Здесь больше женщин, но глава — мужчина,
который называется «терпуг».
(Словечко из доголдонских времен.)
Все это связано с понятьем «пища», «кухня»,
где пищу помещали на огонь.
Так объясняет «Голубой архив».
Вот все, что я узнал.
Когда-то в школе, я припоминаю,
показывали нам живое пламя.
Горело деревянное полено:
возник огонь и появился дым
и вроде бы тепло.
Полено тут же опустили в воду,
веселый и живой огонь погас.
Деревья — редкость. Много их росло
в доголдонское время, но позднее
их погубила радиоактивность.
Смотрели мы, дыханье затая,
как дерево рождало теплый свет.
Какая даль, какая это даль.
15
Я отключаю Миму, обхожу
корабль, прислушиваясь к разговорам.
Вот начинает старый космонавт
рассказ о Нобби — о своей любви.
— Малышка Нобби не была казиста —
она болела лучевой болезнью,
схватив три дозы, чуть не померла.
Врачи ее выхаживали долго
и гаммосалем, и ТЭБЭ-лучами.
Пробыв не год, не два в палатах скорби
больничного барака Тундры-2,
дешевеньким голдондером вернувшись
на Землю, стала Нобби жить, как прежде,
устраивая всяческую помощь
нуждавшимся на Марсе и Венере.
Народ на Марсе гробят холода,
а на Венере — сырость и болота.
Моя худышка просто извелась,
не говорила ни о чем другом.
А я — я думал о своей зазнобе:
как в Тундру-2 я прилетал, как с Нобби
гуляли и мечтали мы вдвоем.
Я был тогда на «Максе» новичком.
Наш барк ходил вначале на Венеру,
но брошен был возить на шарик тундр
переселенцев с ихним обустройством.
Окончилась война тридцать вторая,
вовсю внедрялся третий план контроля.
Конечно, выборы и новый Дик на троне,
а по подвалам — пряники для тех,
кто улизнул от выборов в кусты.
Исправившийся получал рюкзак,
прогулочку в голдондере-тюрьме,
три года торфоразработок в Тундре-9.
Паршивей места просто не нашлось
на целом Марсе. Я там был разок.
Но это все — наружность.

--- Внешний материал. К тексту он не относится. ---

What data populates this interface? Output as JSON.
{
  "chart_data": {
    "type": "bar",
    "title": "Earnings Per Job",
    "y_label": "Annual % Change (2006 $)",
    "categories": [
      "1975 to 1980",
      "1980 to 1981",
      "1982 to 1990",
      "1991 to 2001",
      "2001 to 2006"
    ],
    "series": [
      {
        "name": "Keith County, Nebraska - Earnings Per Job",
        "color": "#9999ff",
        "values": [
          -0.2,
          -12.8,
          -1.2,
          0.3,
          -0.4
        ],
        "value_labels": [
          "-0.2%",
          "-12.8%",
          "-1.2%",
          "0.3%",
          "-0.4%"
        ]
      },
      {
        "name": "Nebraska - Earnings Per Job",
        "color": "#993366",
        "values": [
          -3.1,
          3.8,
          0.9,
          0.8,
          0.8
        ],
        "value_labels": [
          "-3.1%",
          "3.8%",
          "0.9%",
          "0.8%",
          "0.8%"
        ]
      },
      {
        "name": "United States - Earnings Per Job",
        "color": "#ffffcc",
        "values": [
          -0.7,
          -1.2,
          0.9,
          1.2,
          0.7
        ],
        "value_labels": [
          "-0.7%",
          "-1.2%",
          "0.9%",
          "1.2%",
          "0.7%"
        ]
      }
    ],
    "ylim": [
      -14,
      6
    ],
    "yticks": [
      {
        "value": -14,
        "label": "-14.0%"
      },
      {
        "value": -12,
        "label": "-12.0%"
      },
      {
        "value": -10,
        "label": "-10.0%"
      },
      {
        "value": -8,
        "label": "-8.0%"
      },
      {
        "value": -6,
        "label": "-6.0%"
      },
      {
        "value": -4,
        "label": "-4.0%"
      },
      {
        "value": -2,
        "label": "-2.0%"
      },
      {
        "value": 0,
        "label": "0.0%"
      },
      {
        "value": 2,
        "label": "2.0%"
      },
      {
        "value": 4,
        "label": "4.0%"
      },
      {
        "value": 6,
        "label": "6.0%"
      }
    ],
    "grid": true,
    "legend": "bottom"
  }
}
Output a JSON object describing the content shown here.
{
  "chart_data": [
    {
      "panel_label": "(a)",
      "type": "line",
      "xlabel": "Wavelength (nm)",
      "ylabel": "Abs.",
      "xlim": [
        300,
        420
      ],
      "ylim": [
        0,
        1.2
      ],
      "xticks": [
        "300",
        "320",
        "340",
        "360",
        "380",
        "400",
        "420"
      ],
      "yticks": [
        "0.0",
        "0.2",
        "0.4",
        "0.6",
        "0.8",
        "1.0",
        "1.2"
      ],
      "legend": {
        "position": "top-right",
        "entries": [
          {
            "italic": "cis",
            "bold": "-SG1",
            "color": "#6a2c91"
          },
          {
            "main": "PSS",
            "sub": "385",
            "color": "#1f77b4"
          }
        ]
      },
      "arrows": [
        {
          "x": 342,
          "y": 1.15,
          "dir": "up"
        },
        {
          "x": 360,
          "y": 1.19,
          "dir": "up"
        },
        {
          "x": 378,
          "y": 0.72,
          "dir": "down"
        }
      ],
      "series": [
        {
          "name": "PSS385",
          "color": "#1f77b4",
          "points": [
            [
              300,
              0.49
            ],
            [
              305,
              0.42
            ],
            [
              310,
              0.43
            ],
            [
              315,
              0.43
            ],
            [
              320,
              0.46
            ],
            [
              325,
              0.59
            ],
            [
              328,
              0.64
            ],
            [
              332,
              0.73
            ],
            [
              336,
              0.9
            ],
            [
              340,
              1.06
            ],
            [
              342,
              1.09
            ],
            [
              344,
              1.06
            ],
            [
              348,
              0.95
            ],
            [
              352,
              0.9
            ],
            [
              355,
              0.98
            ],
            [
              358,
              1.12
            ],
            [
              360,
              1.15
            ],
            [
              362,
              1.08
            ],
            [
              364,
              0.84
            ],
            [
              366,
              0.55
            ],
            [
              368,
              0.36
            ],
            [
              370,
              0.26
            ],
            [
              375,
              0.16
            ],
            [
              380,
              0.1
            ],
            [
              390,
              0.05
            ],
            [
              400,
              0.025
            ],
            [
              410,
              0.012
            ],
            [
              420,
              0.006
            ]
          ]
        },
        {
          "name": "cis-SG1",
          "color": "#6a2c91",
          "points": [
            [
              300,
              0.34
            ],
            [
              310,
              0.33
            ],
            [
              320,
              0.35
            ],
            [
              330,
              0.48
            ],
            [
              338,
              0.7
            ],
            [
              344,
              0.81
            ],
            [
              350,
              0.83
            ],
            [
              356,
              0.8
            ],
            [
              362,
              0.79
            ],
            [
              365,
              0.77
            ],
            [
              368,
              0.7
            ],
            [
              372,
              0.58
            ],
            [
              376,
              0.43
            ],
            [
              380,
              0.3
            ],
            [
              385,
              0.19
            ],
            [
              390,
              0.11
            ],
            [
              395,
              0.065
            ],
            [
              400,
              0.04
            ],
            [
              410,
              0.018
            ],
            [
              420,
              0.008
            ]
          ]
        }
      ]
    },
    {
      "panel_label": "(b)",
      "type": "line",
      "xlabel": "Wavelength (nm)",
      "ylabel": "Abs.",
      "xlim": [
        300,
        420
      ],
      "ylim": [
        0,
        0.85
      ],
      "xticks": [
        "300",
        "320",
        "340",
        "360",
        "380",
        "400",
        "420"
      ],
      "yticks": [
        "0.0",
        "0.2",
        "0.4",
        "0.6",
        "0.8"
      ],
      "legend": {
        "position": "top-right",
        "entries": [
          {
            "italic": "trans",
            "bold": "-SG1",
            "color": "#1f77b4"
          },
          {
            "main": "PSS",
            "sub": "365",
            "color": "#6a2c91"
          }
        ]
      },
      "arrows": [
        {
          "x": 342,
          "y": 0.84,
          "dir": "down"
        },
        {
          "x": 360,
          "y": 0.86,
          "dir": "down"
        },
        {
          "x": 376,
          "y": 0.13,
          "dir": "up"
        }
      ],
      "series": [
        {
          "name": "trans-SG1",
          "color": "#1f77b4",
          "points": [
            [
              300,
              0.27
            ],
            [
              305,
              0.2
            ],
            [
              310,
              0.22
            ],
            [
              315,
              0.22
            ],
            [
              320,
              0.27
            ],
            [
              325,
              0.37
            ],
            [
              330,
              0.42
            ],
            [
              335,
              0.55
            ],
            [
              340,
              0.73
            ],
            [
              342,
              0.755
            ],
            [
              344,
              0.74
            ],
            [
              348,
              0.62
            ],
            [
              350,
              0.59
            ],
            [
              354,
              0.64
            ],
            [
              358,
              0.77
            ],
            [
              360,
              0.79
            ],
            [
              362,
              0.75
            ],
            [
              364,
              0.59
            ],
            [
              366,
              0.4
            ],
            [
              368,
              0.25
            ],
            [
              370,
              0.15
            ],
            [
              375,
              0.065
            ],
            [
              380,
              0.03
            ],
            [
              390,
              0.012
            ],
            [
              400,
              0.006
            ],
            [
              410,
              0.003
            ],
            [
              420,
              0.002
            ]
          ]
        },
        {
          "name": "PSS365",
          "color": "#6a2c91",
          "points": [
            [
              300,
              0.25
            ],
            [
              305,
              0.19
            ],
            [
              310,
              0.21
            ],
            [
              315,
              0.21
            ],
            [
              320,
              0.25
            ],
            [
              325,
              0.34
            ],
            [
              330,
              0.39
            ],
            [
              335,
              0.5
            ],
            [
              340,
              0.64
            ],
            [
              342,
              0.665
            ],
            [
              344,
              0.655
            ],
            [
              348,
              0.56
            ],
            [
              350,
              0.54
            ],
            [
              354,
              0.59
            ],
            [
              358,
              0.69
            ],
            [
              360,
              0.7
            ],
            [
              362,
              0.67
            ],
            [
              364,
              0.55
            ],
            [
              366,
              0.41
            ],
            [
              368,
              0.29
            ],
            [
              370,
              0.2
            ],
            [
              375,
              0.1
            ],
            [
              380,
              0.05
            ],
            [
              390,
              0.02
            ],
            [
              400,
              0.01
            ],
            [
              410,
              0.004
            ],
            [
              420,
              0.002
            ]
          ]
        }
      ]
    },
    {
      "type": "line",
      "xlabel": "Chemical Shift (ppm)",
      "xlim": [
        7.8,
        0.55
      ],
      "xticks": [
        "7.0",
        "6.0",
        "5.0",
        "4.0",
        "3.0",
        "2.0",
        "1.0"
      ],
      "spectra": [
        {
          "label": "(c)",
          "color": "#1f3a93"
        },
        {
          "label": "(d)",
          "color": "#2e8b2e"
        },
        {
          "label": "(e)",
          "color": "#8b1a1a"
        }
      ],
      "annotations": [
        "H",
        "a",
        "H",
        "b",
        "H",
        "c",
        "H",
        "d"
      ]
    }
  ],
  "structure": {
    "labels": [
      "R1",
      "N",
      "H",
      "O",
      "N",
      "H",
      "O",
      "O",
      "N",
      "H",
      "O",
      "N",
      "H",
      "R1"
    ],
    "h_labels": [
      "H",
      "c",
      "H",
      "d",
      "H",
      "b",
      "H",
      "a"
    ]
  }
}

Изнутри
куда страшнее этот «план контроля»,
поскольку доброта на перфокартах
засчитывалась, как огромный минус,
жестокость получала перевес
над затаенным даром к состраданью.
Плутали мы по зарослям контроля.
Но мимы — молодчаги: содержали
такую гору сведений в порядке!
Ведь всяк играл по три-четыре роли,
затеявши спасительные прятки.
16
Людской поток проглатывают двери.
Из-за дверей я слышу смутный гул.
В нем — смесь надежд, отчаяний, безверии.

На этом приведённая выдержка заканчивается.